Say you’re a programmer and you want to build something without having to delve into the details of how to manage your database or how to add more or fewer servers as demand scales up and down. If you use an infrastructure service like AWS, you aren’t responsible for managing the individual servers, but you still have to set them up and make sure they all work together. With a Platform as a Service, you can tap into a slew of existing components, such as security, storage, database, networking and so forth.
Before this approach, programmers had to program each part manually, a process that could take weeks or months. Platforms lower the barrier to entry, level the programming playing field and give programmers access to a broad set of tools that would be difficult or impossible to develop themselves.
This type gets tricky to understand because sometimes infrastructure and software vendors also offer platform services. Salesforce is a great example of that. It’s first and foremost a SaaS vendor, yet it’s also a platform. Lots of independent and successful companies have been built on top of Salesforce, including Apttus, FinancialForce, Veeva and ServiceMax. They can take advantage of all of Salesforce’s programming know-how and simply tap into the software services they have created. IaaS vendors like Google, Microsoft, IBM and AWS have also built these types of services for their customers. There are also open source offerings like OpenStack and Cloud Foundry.
Overall, it’s important to understand that these tools, whether built on a software service, stand-alone, open source or part of an infrastructure service, are designed to help programmers build software faster and more efficiently.

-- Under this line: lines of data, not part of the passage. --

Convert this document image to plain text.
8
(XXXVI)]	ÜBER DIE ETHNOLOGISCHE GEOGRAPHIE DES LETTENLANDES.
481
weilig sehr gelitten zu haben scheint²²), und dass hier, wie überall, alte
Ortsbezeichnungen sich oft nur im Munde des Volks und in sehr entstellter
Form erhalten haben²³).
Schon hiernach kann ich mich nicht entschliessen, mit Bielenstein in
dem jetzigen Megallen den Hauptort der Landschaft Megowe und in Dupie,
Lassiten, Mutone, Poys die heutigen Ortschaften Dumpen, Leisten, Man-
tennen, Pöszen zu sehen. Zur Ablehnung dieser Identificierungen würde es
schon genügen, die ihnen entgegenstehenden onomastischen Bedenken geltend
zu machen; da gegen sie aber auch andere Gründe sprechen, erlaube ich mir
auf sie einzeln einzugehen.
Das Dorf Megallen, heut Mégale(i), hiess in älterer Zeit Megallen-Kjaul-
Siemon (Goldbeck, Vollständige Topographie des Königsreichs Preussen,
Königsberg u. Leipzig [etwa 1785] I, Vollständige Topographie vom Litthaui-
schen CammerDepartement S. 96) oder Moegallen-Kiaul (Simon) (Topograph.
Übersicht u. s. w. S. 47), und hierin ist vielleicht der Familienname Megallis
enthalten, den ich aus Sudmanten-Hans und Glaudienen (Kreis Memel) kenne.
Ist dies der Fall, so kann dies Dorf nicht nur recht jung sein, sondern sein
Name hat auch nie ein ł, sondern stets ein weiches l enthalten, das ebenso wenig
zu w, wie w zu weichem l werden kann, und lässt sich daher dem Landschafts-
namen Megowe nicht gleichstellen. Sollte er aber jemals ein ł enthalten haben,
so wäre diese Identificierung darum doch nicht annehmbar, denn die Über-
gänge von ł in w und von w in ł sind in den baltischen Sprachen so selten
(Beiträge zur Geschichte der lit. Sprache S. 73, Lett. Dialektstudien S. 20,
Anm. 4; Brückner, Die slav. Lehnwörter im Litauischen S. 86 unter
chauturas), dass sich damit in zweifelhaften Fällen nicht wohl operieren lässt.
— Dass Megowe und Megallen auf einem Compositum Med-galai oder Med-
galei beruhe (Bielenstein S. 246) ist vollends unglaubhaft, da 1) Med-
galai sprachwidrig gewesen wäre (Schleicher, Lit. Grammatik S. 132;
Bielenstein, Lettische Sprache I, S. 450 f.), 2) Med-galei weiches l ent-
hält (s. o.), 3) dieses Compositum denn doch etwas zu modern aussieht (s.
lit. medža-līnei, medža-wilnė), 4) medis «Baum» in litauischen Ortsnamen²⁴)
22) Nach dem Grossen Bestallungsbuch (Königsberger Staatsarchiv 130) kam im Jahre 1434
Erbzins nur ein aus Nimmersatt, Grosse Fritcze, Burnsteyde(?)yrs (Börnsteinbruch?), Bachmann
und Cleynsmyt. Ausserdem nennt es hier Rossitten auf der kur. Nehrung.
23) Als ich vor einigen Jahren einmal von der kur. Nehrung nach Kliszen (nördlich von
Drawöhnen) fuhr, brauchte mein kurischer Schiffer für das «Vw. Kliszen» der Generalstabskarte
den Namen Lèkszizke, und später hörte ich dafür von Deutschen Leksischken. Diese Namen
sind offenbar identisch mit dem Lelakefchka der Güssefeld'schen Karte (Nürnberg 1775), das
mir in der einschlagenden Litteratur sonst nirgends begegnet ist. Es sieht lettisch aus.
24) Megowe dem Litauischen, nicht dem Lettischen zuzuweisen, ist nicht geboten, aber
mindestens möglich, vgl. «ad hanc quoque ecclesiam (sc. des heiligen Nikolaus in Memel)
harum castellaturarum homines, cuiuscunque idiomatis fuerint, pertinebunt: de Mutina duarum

Driving the startup ecosystem
Today’s startup ecosystem, consumers and businesses of all kinds owe a big debt to the cloud. If you think about today’s most popular apps and services, such as Uber, Waze, Spotify or even Pokémon GO, they each require the cloud to make them work.
Take Uber as an example. It uses geolocation, maps, SMS messaging and payments, all of which require a cloud connection to function properly and allow the user to request a ride, the driver to find the person, for the two parties to communicate if needed and facilitate payment. Without the cloud, it would have been prohibitively expensive for a startup to build an app with this mix of complex functions, and have the computing resources to pull it off.
The cloud provides an unprecedented level of access that we take for granted today, but simply wasn’t financially or logistically realistic before it came along. Today, with the swipe of a credit card (or even for free in many cases), we have access to virtually any type of software, endless compute resources and a vast array of programming tools — and we owe it all to cloud technologies.